|
One of the main reasons we end up with populist leaders who make decisions not in the interest of their population, but in service of their own pursuit of power, is social media and the attention economy. If people stopped spending hours each day scrolling through Instagram, TikTok, and Facebook feeds, media incentives would change. Journalism would become more thorough and responsible, rather than optimized for outrage and clicks. People’s attention spans would recover, making them more capable of listening to opposing views and engaging in meaningful discussion. The overall quality of public debate would improve, and political leaders would be chosen based on objective, long-term policies rather than emotional manipulation. The reinforcement-learning algorithms that drive these feeds are fundamentally unnatural. They represent a massive, uncontrolled social experiment on humanity—one that is far too powerful for our psychological reward systems to handle.

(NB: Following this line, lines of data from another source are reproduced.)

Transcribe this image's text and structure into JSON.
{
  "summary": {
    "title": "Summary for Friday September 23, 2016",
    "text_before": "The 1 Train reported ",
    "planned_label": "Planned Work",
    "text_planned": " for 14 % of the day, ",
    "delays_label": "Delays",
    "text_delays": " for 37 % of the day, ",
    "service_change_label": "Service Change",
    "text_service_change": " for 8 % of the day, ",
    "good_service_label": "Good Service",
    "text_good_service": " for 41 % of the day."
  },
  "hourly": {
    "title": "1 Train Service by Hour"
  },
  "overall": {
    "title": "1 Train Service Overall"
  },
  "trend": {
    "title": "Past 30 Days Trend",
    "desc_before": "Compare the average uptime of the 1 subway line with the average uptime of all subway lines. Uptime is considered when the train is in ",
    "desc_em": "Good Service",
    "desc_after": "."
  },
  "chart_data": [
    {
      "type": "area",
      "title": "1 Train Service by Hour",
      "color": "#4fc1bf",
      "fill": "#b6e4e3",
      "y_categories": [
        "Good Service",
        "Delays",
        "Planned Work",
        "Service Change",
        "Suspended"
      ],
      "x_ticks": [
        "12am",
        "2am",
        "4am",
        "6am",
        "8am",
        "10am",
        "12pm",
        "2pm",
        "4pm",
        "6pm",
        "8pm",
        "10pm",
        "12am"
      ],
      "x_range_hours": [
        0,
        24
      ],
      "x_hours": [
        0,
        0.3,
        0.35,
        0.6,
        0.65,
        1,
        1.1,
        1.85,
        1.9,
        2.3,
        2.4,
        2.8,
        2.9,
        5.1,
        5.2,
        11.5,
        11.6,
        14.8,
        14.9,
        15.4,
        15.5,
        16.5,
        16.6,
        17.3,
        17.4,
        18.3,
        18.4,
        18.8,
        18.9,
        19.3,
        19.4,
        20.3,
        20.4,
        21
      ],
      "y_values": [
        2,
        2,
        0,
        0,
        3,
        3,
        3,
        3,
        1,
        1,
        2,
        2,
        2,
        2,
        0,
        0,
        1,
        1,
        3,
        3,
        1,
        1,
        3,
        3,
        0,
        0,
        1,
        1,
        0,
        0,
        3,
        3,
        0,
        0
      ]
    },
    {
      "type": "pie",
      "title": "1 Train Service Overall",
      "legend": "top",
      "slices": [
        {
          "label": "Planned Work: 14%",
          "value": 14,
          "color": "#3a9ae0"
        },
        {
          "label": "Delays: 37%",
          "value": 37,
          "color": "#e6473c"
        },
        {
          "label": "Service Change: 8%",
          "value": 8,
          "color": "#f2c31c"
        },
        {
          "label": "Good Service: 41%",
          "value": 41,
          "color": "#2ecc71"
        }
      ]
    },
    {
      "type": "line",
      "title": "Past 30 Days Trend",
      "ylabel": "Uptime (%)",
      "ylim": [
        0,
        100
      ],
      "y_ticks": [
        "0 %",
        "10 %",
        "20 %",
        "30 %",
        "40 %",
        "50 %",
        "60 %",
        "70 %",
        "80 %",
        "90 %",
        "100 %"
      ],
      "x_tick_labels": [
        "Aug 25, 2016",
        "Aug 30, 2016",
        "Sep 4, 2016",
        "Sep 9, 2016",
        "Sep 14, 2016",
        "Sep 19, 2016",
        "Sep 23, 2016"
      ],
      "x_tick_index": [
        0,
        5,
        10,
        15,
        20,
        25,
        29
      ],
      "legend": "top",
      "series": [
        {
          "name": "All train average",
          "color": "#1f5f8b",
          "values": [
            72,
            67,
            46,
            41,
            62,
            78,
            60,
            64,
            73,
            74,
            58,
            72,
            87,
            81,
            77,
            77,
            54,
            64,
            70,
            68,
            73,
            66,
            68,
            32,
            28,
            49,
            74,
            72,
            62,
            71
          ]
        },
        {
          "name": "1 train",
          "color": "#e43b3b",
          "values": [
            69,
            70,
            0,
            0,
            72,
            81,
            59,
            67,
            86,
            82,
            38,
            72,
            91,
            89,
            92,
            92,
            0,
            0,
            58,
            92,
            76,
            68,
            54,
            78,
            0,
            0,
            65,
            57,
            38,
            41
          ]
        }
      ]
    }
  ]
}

What needs to happen is education. Education on how the attention economy works. People must learn to resist becoming social media junkies, because every hour surrendered to these platforms reinforces the very systems that distort public discourse. When we lose control over our attention, we don’t just harm ourselves—we actively worsen the societal conditions that enable manipulation, polarization, and poor political leadership. |
The age groups who spend the most time on TikTok and Instagram are the least likely to have voted for this administration.
There were populist demagogues getting elected before social media and cell phones, too. This isn’t a modern thing.
I know everyone wants to use this moment in politics to blame their own pet peeves, but blaming social media junkies for this election just isn’t consistent.